Yudhis tersenyum mengejek, "tetap saja. Penuh ketidakpastian."

"Memangnya kenapa? Hidup memang penuh ketidakpastian kan? Aku juga gak tahu, kapan aku mati. Apa bedanya sama kamu?" Yudhis mengalihkan wajah. Tenggorokannya tercekat. Ia hanya menginginkan kebahagiaan. Apakah sesulit itu, Tuhan? Yudhis masih manusia biasa yang ingin merasakan dicintai. Setelah sekian lama, ia bahkan lupa bagaimana rasanya dicintai orang lain. Rasanya dimanjakan, dan rasanya diperhatikan dengan penuh kasih. Ia ingin punya tempat untuk pulang. 

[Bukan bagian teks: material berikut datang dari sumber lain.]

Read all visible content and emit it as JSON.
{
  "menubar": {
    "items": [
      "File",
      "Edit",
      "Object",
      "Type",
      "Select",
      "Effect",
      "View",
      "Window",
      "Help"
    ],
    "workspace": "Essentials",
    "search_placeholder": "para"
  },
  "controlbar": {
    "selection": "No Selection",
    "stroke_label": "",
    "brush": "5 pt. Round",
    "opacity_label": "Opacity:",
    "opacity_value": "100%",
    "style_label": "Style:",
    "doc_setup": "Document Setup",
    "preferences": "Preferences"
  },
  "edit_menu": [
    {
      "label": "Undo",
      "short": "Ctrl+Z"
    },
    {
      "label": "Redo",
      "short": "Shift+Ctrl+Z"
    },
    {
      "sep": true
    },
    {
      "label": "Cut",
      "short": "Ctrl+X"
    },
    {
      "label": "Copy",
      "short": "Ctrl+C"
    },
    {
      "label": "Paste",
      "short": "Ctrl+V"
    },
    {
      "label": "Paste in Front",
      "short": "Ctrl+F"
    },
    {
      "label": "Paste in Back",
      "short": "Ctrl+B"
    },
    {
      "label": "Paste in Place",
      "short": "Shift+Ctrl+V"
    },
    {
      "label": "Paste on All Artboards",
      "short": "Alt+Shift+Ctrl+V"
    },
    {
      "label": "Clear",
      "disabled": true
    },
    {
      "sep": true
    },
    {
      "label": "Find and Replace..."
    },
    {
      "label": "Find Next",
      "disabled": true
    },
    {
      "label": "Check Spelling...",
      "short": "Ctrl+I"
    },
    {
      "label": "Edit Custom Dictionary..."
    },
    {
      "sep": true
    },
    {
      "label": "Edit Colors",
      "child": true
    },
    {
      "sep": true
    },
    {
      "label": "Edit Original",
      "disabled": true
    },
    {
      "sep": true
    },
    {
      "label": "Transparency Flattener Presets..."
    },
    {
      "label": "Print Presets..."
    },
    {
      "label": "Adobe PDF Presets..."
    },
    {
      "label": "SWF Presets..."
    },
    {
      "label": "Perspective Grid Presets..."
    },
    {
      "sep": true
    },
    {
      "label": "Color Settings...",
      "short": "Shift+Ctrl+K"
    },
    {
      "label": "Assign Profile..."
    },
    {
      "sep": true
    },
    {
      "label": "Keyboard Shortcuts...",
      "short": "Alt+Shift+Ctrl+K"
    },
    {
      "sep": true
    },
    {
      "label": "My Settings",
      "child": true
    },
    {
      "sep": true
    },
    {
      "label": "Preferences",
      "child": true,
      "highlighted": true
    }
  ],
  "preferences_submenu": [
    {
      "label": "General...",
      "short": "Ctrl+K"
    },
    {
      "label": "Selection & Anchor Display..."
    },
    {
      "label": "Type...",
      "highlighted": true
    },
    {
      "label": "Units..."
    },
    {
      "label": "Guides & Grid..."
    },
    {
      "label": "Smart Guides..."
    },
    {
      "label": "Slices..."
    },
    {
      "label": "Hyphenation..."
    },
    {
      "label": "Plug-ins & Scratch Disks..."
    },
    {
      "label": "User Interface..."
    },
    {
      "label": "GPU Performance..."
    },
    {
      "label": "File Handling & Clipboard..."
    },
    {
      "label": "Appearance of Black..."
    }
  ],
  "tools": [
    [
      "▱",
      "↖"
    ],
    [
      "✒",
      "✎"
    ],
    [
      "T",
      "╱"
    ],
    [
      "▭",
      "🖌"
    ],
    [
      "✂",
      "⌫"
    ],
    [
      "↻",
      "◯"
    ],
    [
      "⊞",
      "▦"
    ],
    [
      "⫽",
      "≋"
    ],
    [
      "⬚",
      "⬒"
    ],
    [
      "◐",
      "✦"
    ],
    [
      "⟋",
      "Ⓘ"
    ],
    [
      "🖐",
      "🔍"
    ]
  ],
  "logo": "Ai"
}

"Bahkan kamu juga mempelajari sesuatu yang abstrak kan, Yudhis?" pertanyaan Diandra membuatnya kembali memandang gadis itu. Tertegun sejenak, Yudhis bahkan lupa kalau ketidakpastian ternyata begitu dekat dengannya. Memangnya ia pernah melihat bagaimana rupa sebuah jiwa?

Pada akhirnya, Yudhis mengangguk. "Kalau ada waktu, saya kenalkan kamu dengan adik saya," ujar Yudhis. Yang berarti mengajak Diandra masuk ke dalam hidupnya. Memperkenalkan gadis itu dengan orang-orang kesayangannya yang jumlahnya bisa dihitung dengan jari. Memperlihatkan gadis itu bagaimana dunia sepi yang ia huni.

Diandra tersenyum lebar. Kemudian mengangguk kuat. "Maaf, aku butuh waktu lama buat berpikir. Kan waktu itu aku udah bilang, aku gak pintar. Jadi..., jangan paksa aku buat jawab semua soal sekarang. Aku bahkan butuh waktu lama buat mengerjakan ujian."